O título da obra advém do recheio dos dorayakis, esse popular doce japonês que serve de ligação para as referidas personagens. Tal como é descrita a sua receita, o filme também contrai um conflito inerente de teor, ora doce, ora salgado. Essa dita doçura contagia e cinicamente nos manipula a amar as suas personagens. Isso é conseguido, eficazmente, sob um toque de inocência apurada. Porém, não se aflijam, de inocente este An nada tem. A verdade é que por detrás de cada gesto de otimismo esconde-se uma crítica subliminar a uma sociedade em evolução, onde o tradicional dá lugar ao moderno, e cujo moderno é isento de alma.
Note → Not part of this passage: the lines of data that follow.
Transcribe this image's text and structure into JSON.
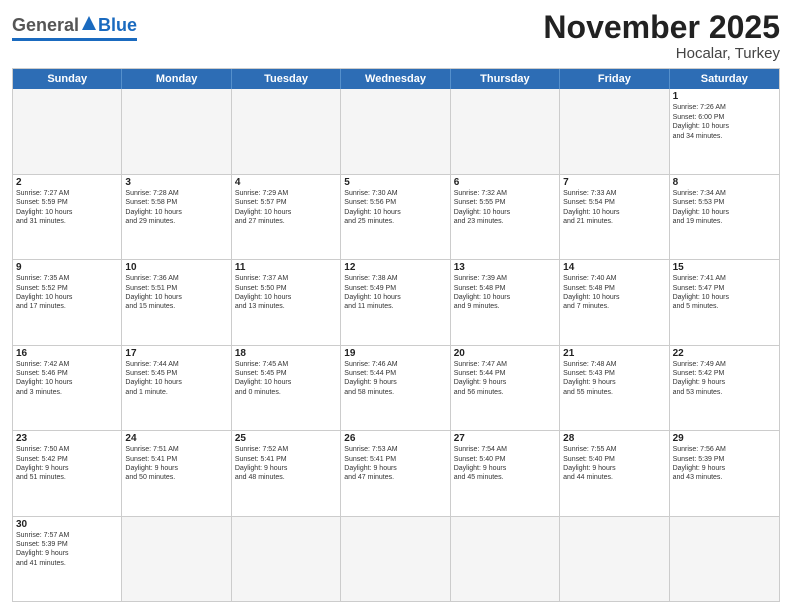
{
  "header": {
    "logo": {
      "part1": "General",
      "part2": "Blue"
    },
    "title": "November 2025",
    "location": "Hocalar, Turkey"
  },
  "weekdays": [
    "Sunday",
    "Monday",
    "Tuesday",
    "Wednesday",
    "Thursday",
    "Friday",
    "Saturday"
  ],
  "weeks": [
    [
      {
        "day": "",
        "empty": true
      },
      {
        "day": "",
        "empty": true
      },
      {
        "day": "",
        "empty": true
      },
      {
        "day": "",
        "empty": true
      },
      {
        "day": "",
        "empty": true
      },
      {
        "day": "",
        "empty": true
      },
      {
        "day": "1",
        "info": "Sunrise: 7:26 AM\nSunset: 6:00 PM\nDaylight: 10 hours\nand 34 minutes."
      }
    ],
    [
      {
        "day": "2",
        "info": "Sunrise: 7:27 AM\nSunset: 5:59 PM\nDaylight: 10 hours\nand 31 minutes."
      },
      {
        "day": "3",
        "info": "Sunrise: 7:28 AM\nSunset: 5:58 PM\nDaylight: 10 hours\nand 29 minutes."
      },
      {
        "day": "4",
        "info": "Sunrise: 7:29 AM\nSunset: 5:57 PM\nDaylight: 10 hours\nand 27 minutes."
      },
      {
        "day": "5",
        "info": "Sunrise: 7:30 AM\nSunset: 5:56 PM\nDaylight: 10 hours\nand 25 minutes."
      },
      {
        "day": "6",
        "info": "Sunrise: 7:32 AM\nSunset: 5:55 PM\nDaylight: 10 hours\nand 23 minutes."
      },
      {
        "day": "7",
        "info": "Sunrise: 7:33 AM\nSunset: 5:54 PM\nDaylight: 10 hours\nand 21 minutes."
      },
      {
        "day": "8",
        "info": "Sunrise: 7:34 AM\nSunset: 5:53 PM\nDaylight: 10 hours\nand 19 minutes."
      }
    ],
    [
      {
        "day": "9",
        "info": "Sunrise: 7:35 AM\nSunset: 5:52 PM\nDaylight: 10 hours\nand 17 minutes."
      },
      {
        "day": "10",
        "info": "Sunrise: 7:36 AM\nSunset: 5:51 PM\nDaylight: 10 hours\nand 15 minutes."
      },
      {
        "day": "11",
        "info": "Sunrise: 7:37 AM\nSunset: 5:50 PM\nDaylight: 10 hours\nand 13 minutes."
      },
      {
        "day": "12",
        "info": "Sunrise: 7:38 AM\nSunset: 5:49 PM\nDaylight: 10 hours\nand 11 minutes."
      },
      {
        "day": "13",
        "info": "Sunrise: 7:39 AM\nSunset: 5:48 PM\nDaylight: 10 hours\nand 9 minutes."
      },
      {
        "day": "14",
        "info": "Sunrise: 7:40 AM\nSunset: 5:48 PM\nDaylight: 10 hours\nand 7 minutes."
      },
      {
        "day": "15",
        "info": "Sunrise: 7:41 AM\nSunset: 5:47 PM\nDaylight: 10 hours\nand 5 minutes."
      }
    ],
    [
      {
        "day": "16",
        "info": "Sunrise: 7:42 AM\nSunset: 5:46 PM\nDaylight: 10 hours\nand 3 minutes."
      },
      {
        "day": "17",
        "info": "Sunrise: 7:44 AM\nSunset: 5:45 PM\nDaylight: 10 hours\nand 1 minute."
      },
      {
        "day": "18",
        "info": "Sunrise: 7:45 AM\nSunset: 5:45 PM\nDaylight: 10 hours\nand 0 minutes."
      },
      {
        "day": "19",
        "info": "Sunrise: 7:46 AM\nSunset: 5:44 PM\nDaylight: 9 hours\nand 58 minutes."
      },
      {
        "day": "20",
        "info": "Sunrise: 7:47 AM\nSunset: 5:44 PM\nDaylight: 9 hours\nand 56 minutes."
      },
      {
        "day": "21",
        "info": "Sunrise: 7:48 AM\nSunset: 5:43 PM\nDaylight: 9 hours\nand 55 minutes."
      },
      {
        "day": "22",
        "info": "Sunrise: 7:49 AM\nSunset: 5:42 PM\nDaylight: 9 hours\nand 53 minutes."
      }
    ],
    [
      {
        "day": "23",
        "info": "Sunrise: 7:50 AM\nSunset: 5:42 PM\nDaylight: 9 hours\nand 51 minutes."
      },
      {
        "day": "24",
        "info": "Sunrise: 7:51 AM\nSunset: 5:41 PM\nDaylight: 9 hours\nand 50 minutes."
      },
      {
        "day": "25",
        "info": "Sunrise: 7:52 AM\nSunset: 5:41 PM\nDaylight: 9 hours\nand 48 minutes."
      },
      {
        "day": "26",
        "info": "Sunrise: 7:53 AM\nSunset: 5:41 PM\nDaylight: 9 hours\nand 47 minutes."
      },
      {
        "day": "27",
        "info": "Sunrise: 7:54 AM\nSunset: 5:40 PM\nDaylight: 9 hours\nand 45 minutes."
      },
      {
        "day": "28",
        "info": "Sunrise: 7:55 AM\nSunset: 5:40 PM\nDaylight: 9 hours\nand 44 minutes."
      },
      {
        "day": "29",
        "info": "Sunrise: 7:56 AM\nSunset: 5:39 PM\nDaylight: 9 hours\nand 43 minutes."
      }
    ],
    [
      {
        "day": "30",
        "info": "Sunrise: 7:57 AM\nSunset: 5:39 PM\nDaylight: 9 hours\nand 41 minutes."
      },
      {
        "day": "",
        "empty": true
      },
      {
        "day": "",
        "empty": true
      },
      {
        "day": "",
        "empty": true
      },
      {
        "day": "",
        "empty": true
      },
      {
        "day": "",
        "empty": true
      },
      {
        "day": "",
        "empty": true
      }
    ]
  ]
}
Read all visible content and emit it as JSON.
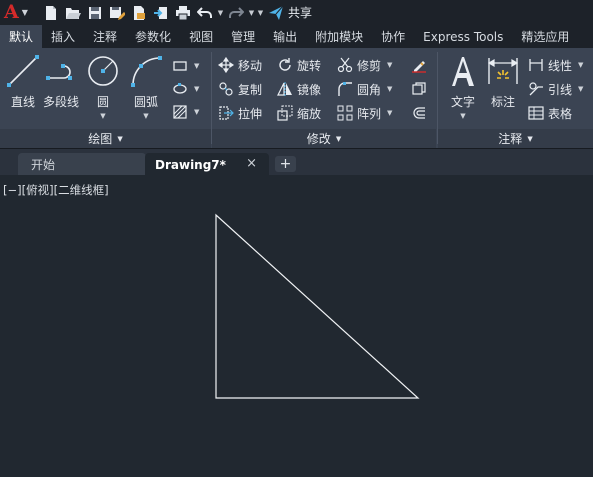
{
  "app": {
    "logo_letter": "A",
    "brand_color": "#d42a2a",
    "share_label": "共享"
  },
  "quick_access": [
    "new-file-icon",
    "open-folder-icon",
    "save-icon",
    "save-as-icon",
    "publish-icon",
    "import-icon",
    "print-icon",
    "undo-icon",
    "redo-icon"
  ],
  "ribbon_tabs": [
    {
      "label": "默认",
      "active": true
    },
    {
      "label": "插入"
    },
    {
      "label": "注释"
    },
    {
      "label": "参数化"
    },
    {
      "label": "视图"
    },
    {
      "label": "管理"
    },
    {
      "label": "输出"
    },
    {
      "label": "附加模块"
    },
    {
      "label": "协作"
    },
    {
      "label": "Express Tools"
    },
    {
      "label": "精选应用"
    }
  ],
  "panels": {
    "draw": {
      "title": "绘图",
      "tools": {
        "line": "直线",
        "polyline": "多段线",
        "circle": "圆",
        "arc": "圆弧"
      }
    },
    "modify": {
      "title": "修改",
      "tools": {
        "move": "移动",
        "rotate": "旋转",
        "trim": "修剪",
        "copy": "复制",
        "mirror": "镜像",
        "fillet": "圆角",
        "stretch": "拉伸",
        "scale": "缩放",
        "array": "阵列"
      }
    },
    "annotation": {
      "title": "注释",
      "tools": {
        "text": "文字",
        "dimension": "标注",
        "linear": "线性",
        "leader": "引线",
        "table": "表格"
      }
    }
  },
  "document_tabs": {
    "start": "开始",
    "current": "Drawing7*",
    "new_tab": "+",
    "close": "×"
  },
  "viewport": {
    "label": "[−][俯视][二维线框]"
  }
}
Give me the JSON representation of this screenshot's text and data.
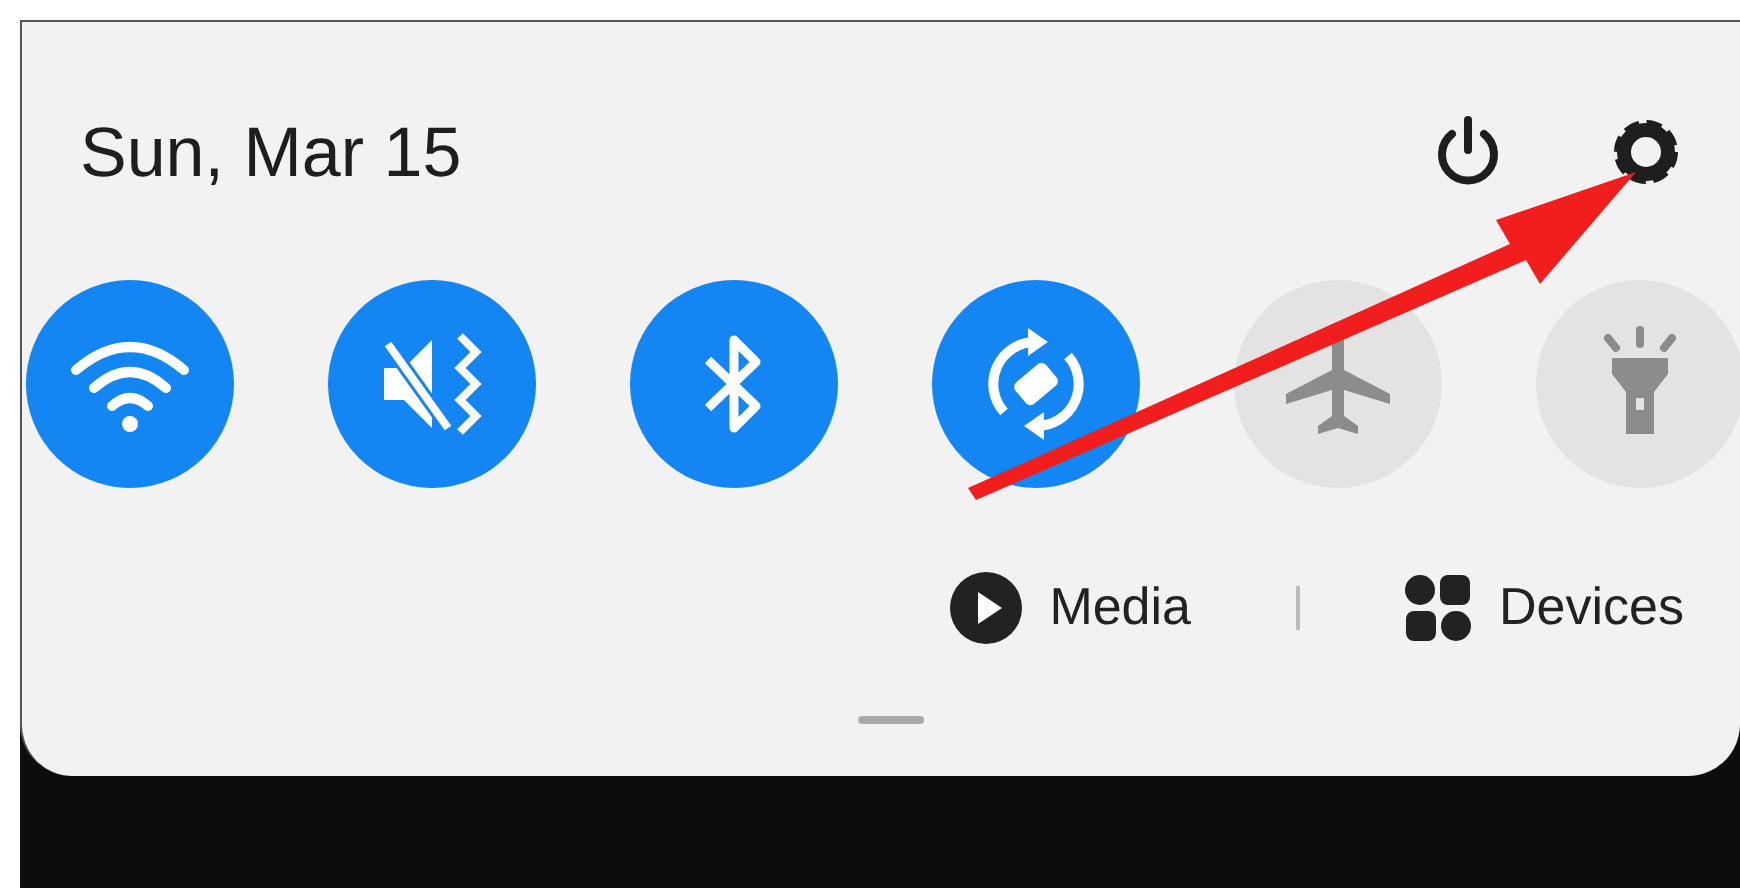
{
  "header": {
    "date": "Sun, Mar 15"
  },
  "header_icons": [
    {
      "kind": "power"
    },
    {
      "kind": "settings"
    }
  ],
  "toggles": [
    {
      "kind": "wifi",
      "on": true
    },
    {
      "kind": "mute",
      "on": true
    },
    {
      "kind": "bluetooth",
      "on": true
    },
    {
      "kind": "rotate",
      "on": true
    },
    {
      "kind": "airplane",
      "on": false
    },
    {
      "kind": "flashlight",
      "on": false
    }
  ],
  "shortcuts": [
    {
      "kind": "media",
      "label": "Media"
    },
    {
      "kind": "devices",
      "label": "Devices"
    }
  ],
  "overlay": {
    "kind": "arrow"
  }
}
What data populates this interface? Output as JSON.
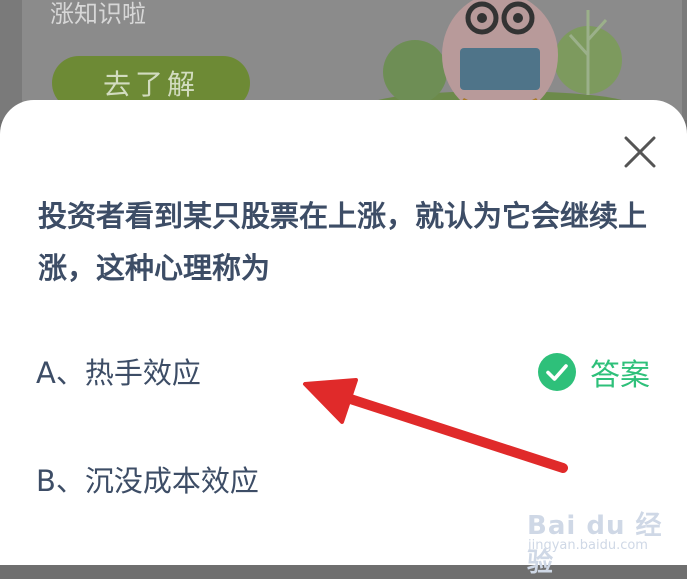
{
  "banner": {
    "subtitle": "涨知识啦",
    "button_label": "去了解"
  },
  "dialog": {
    "question": "投资者看到某只股票在上涨，就认为它会继续上涨，这种心理称为",
    "options": [
      {
        "label": "A、热手效应"
      },
      {
        "label": "B、沉没成本效应"
      }
    ],
    "answer_label": "答案",
    "close_icon": "close-icon",
    "answer_icon": "check-circle-icon"
  },
  "colors": {
    "question_text": "#3d4d66",
    "answer_green": "#2ec07a",
    "arrow_red": "#e02a2a",
    "banner_button": "#6d8a35"
  },
  "watermark": {
    "brand": "Bai du 经验",
    "url": "jingyan.baidu.com"
  }
}
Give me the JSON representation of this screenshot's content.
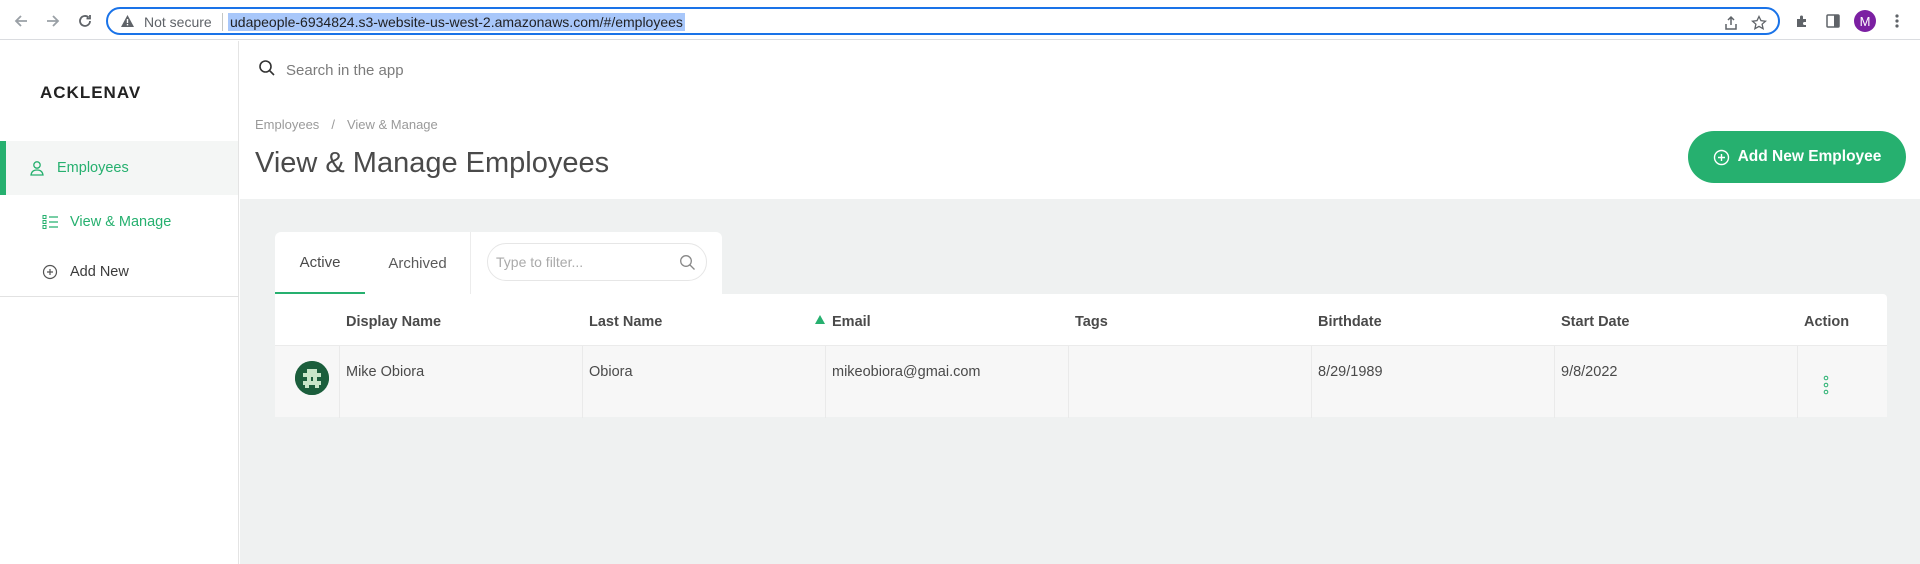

Obviamente existe muito por onde gostar neste novo filme da nipónica: os planos são encantadores e as interpretações são de uma simplicidade afetuosa, mas infelizmente surge um terceiro ato onde a ênfase dramática é aprofundada e adquire um paladar melodramático com os artifícios de “puxar lágrimas” quase próprios de qualquer filme de Hollywood.

Assim, Naomi Kawase conseguiu até um produto “bonito”, nisso não há duvida alguma, mas cuja inocência está apenas à flor da pele. O mesmo se pode dizer da sua suposta simplicidade dramática.